"My choose yourself moment began brewing four years ago. I set out on this journey starving for love and bared it all just to suppress my appetite. After undergoing lapband surgery for all reasons outside of myself I thought that fitting in would suffice. It took me four years, surviving sexual abuse, physical abuse, dead-end jobs, one-sided friendships and living in the throes of a debilitating eating disorder to choose a better tomorrow.
It was one of many nights that I'd be leaning over the toilet vomiting that I remember beating my fists at the ground covered in vomit crying out to Gd there’s gotta be a better way. From that moment on my life took a turn I never thought I’d live to tell. On October 30th, 2019, I underwent revision surgery. I removed my lapband and revised it to a vertical sleeve. I also removed every person, place, and thing in my life that didn’t bring my soul peace and joy. Sometimes, without us realizing it, emotional weight can be heavier than pounds. In less than a month, I moved into a place that brings me the utmost joy. I get to call the beach my backyard. I finally have relief from my physical symptoms and am recovering each and every day.

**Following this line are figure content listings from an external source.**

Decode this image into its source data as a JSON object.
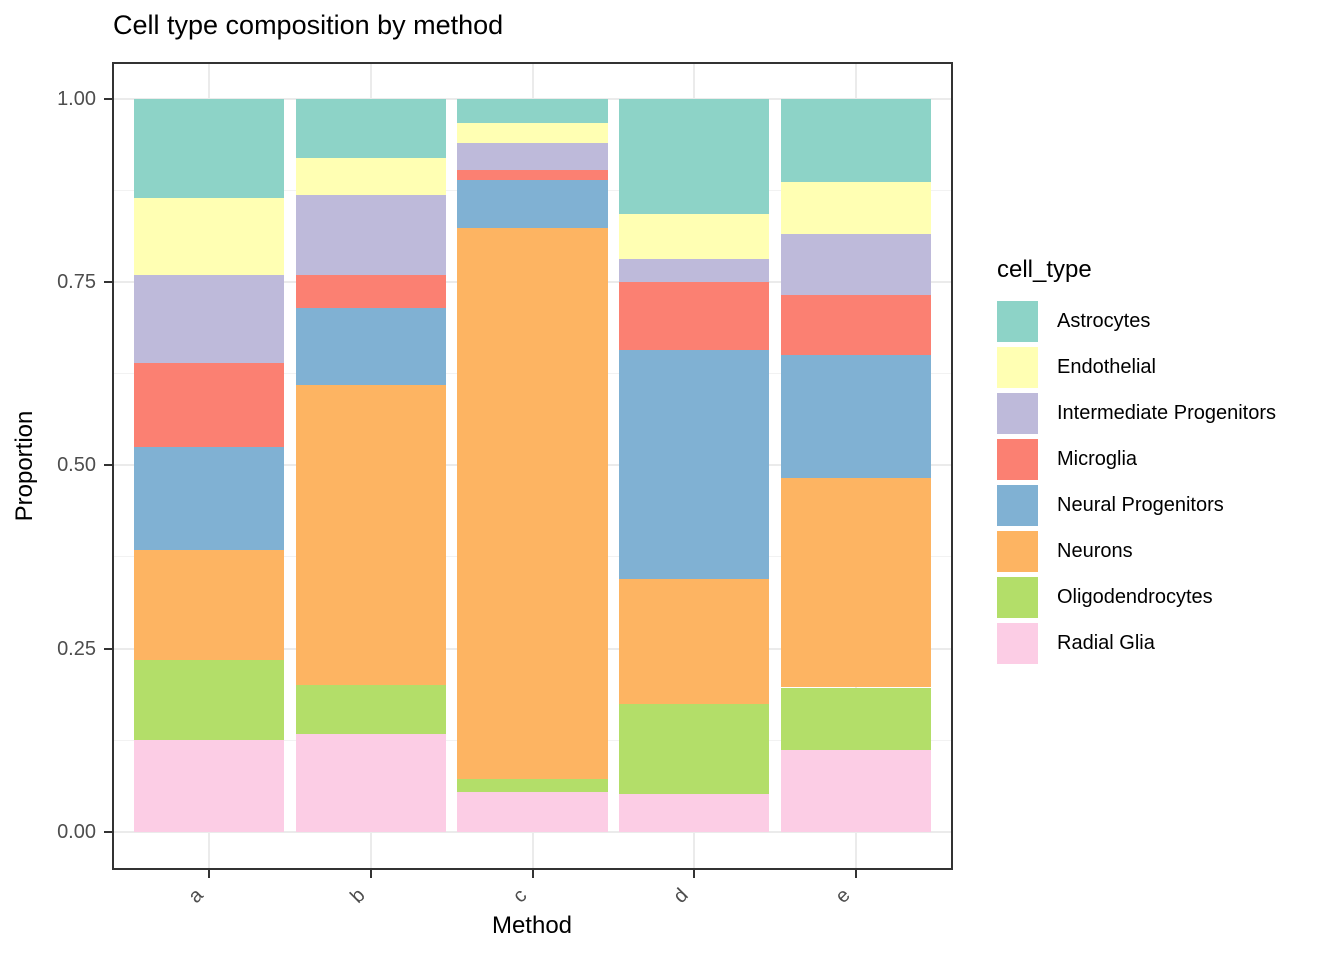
{
  "title": "Cell type composition by method",
  "chart_data": {
    "type": "bar",
    "stacked": true,
    "normalized": true,
    "title": "Cell type composition by method",
    "xlabel": "Method",
    "ylabel": "Proportion",
    "categories": [
      "a",
      "b",
      "c",
      "d",
      "e"
    ],
    "ylim": [
      0,
      1
    ],
    "yticks": [
      {
        "value": 1.0,
        "label": "1.00"
      },
      {
        "value": 0.75,
        "label": "0.75"
      },
      {
        "value": 0.5,
        "label": "0.50"
      },
      {
        "value": 0.25,
        "label": "0.25"
      },
      {
        "value": 0.0,
        "label": "0.00"
      }
    ],
    "minor_ticks": [
      0.875,
      0.625,
      0.375,
      0.125
    ],
    "grid": true,
    "legend_title": "cell_type",
    "legend_position": "right",
    "series": [
      {
        "name": "Astrocytes",
        "color": "#8DD3C7",
        "values": [
          0.135,
          0.081,
          0.034,
          0.157,
          0.114
        ]
      },
      {
        "name": "Endothelial",
        "color": "#FFFFB3",
        "values": [
          0.105,
          0.051,
          0.026,
          0.062,
          0.071
        ]
      },
      {
        "name": "Intermediate Progenitors",
        "color": "#BEBADA",
        "values": [
          0.12,
          0.109,
          0.038,
          0.031,
          0.083
        ]
      },
      {
        "name": "Microglia",
        "color": "#FB8072",
        "values": [
          0.115,
          0.045,
          0.013,
          0.093,
          0.082
        ]
      },
      {
        "name": "Neural Progenitors",
        "color": "#80B1D3",
        "values": [
          0.14,
          0.104,
          0.066,
          0.312,
          0.167
        ]
      },
      {
        "name": "Neurons",
        "color": "#FDB462",
        "values": [
          0.15,
          0.41,
          0.751,
          0.171,
          0.286
        ]
      },
      {
        "name": "Oligodendrocytes",
        "color": "#B3DE69",
        "values": [
          0.11,
          0.066,
          0.018,
          0.122,
          0.085
        ]
      },
      {
        "name": "Radial Glia",
        "color": "#FCCDE5",
        "values": [
          0.125,
          0.134,
          0.054,
          0.052,
          0.112
        ]
      }
    ],
    "stack_order_bottom_to_top": [
      "Radial Glia",
      "Oligodendrocytes",
      "Neurons",
      "Neural Progenitors",
      "Microglia",
      "Intermediate Progenitors",
      "Endothelial",
      "Astrocytes"
    ]
  },
  "style": {
    "grid_major": "#EBEBEB",
    "grid_minor": "#F2F2F2",
    "panel_border": "#333333",
    "tick_mark": "#333333",
    "axis_text": "#4D4D4D",
    "title_text": "#000000",
    "background": "#FFFFFF"
  }
}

Why am I sharing this all with you? Because I am living proof of a girl who made one decision: to chose ME, and as soon as I did Gd literally uprooted my life in ways I can only express as a miracle. I solidified that promise with a pinky tattoo on my left hand. I realized that getting lost in the service of others won’t get me to love myself more; it's by choosing to accept myself and loving myself that I can be of service to others. I can cry tears of gratitude just reflecting on how far I have come and how much farther I have to go. In a rapidly changing world that encourages blending in with black and white, I encourage you to show up in tie-dye 💗 You’ll be glad you did!"